Nice examples, cheers. The standard C lib functions is something I don't remember as often as I should! For image decode, I guess on the web that's mostly jpeg & png. The former has a dedicated block on any modern SoC, the latter is mostly zlib I think; out of curiosity, is there actually any worthwhile SIMD implementation of that out there? Also I'm curious what you mean by 'network stack' - I assume processing the IP packets themselves?
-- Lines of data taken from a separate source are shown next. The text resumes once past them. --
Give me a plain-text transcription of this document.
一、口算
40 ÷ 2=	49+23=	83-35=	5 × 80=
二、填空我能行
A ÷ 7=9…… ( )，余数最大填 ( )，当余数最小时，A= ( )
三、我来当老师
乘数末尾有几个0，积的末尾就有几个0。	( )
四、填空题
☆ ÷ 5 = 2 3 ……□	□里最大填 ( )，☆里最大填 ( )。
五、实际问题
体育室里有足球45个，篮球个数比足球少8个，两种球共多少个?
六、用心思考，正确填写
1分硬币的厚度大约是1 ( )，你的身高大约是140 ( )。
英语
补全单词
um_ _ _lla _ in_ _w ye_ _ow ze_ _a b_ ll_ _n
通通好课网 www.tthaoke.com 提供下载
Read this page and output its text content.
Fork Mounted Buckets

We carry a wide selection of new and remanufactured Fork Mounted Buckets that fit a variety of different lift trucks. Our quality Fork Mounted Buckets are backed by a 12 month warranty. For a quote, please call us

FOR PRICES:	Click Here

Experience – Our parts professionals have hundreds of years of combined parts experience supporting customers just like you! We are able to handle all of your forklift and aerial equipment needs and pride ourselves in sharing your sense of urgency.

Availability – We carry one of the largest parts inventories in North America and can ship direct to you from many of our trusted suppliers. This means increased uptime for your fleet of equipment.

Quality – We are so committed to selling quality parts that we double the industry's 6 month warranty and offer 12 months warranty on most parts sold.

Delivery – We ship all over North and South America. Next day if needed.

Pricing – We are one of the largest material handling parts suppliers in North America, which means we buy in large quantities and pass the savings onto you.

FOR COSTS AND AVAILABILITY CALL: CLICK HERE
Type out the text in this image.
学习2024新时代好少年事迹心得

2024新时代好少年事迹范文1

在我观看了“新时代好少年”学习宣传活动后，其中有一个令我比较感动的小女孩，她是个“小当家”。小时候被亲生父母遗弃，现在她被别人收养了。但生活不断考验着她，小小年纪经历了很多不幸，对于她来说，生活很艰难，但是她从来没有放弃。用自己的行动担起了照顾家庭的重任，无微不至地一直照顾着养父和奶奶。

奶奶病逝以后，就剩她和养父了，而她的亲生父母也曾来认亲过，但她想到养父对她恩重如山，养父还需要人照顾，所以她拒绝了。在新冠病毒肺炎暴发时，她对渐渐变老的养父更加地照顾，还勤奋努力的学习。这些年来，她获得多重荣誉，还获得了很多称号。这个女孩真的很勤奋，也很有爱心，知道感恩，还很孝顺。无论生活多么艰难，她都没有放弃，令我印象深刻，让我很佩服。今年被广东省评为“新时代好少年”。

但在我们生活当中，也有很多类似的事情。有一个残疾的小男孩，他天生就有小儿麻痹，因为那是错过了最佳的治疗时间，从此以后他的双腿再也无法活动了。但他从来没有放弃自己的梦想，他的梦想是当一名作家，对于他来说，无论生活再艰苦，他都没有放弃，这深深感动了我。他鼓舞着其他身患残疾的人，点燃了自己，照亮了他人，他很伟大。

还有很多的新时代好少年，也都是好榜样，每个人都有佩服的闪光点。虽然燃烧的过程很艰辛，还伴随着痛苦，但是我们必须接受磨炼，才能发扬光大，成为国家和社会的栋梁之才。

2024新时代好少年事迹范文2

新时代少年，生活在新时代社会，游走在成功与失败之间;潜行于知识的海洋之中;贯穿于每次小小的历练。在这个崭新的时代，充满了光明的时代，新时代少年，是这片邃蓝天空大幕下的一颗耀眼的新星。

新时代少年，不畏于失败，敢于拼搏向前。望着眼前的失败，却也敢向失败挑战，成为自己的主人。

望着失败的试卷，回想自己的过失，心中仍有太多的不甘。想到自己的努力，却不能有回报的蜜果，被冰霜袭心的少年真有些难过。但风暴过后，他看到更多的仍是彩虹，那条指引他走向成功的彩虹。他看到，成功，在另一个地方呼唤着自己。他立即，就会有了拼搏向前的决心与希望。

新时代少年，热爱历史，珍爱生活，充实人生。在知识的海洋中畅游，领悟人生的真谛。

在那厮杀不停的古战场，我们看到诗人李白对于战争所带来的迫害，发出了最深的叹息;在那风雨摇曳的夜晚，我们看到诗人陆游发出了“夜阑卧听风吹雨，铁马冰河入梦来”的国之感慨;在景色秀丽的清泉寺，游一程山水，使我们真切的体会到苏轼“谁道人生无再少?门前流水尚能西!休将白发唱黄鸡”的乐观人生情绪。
Obviously the entire MAC for not only 3G but also WiFi (unlike on PCs) is done in the connectivity chips for handhelds/smartbooks so I assume you meant IP, is that really still significant nowadays? (I'd assume not but I'm genuinely ignorant)
Also photo stitching and pixman are two nice/worthwhile ideas, cheers Simon/Laurent.
What differenciates nvidia from qualcomm or powervr is the software support I expect for the GPU side. i.e. what differentiate them on the PC market too.
The HTC thing is a fair bit more complicated than what even some industry insiders seem to believe; either way, hopefully Qualcomm GPU drivers will improve now that they've fully integrated the AMD Handheld GPU team.
Tegra 3 may turn out to have a single precision 32SP Fermi, and dual or quad ARM cores (probably two variants). In essence, a CPU similar to an AMD Fusion or dual core Sandy Bridge, but on low power market segment.
32 SP Fermi clearly seems too optimistic to me, but we'll see!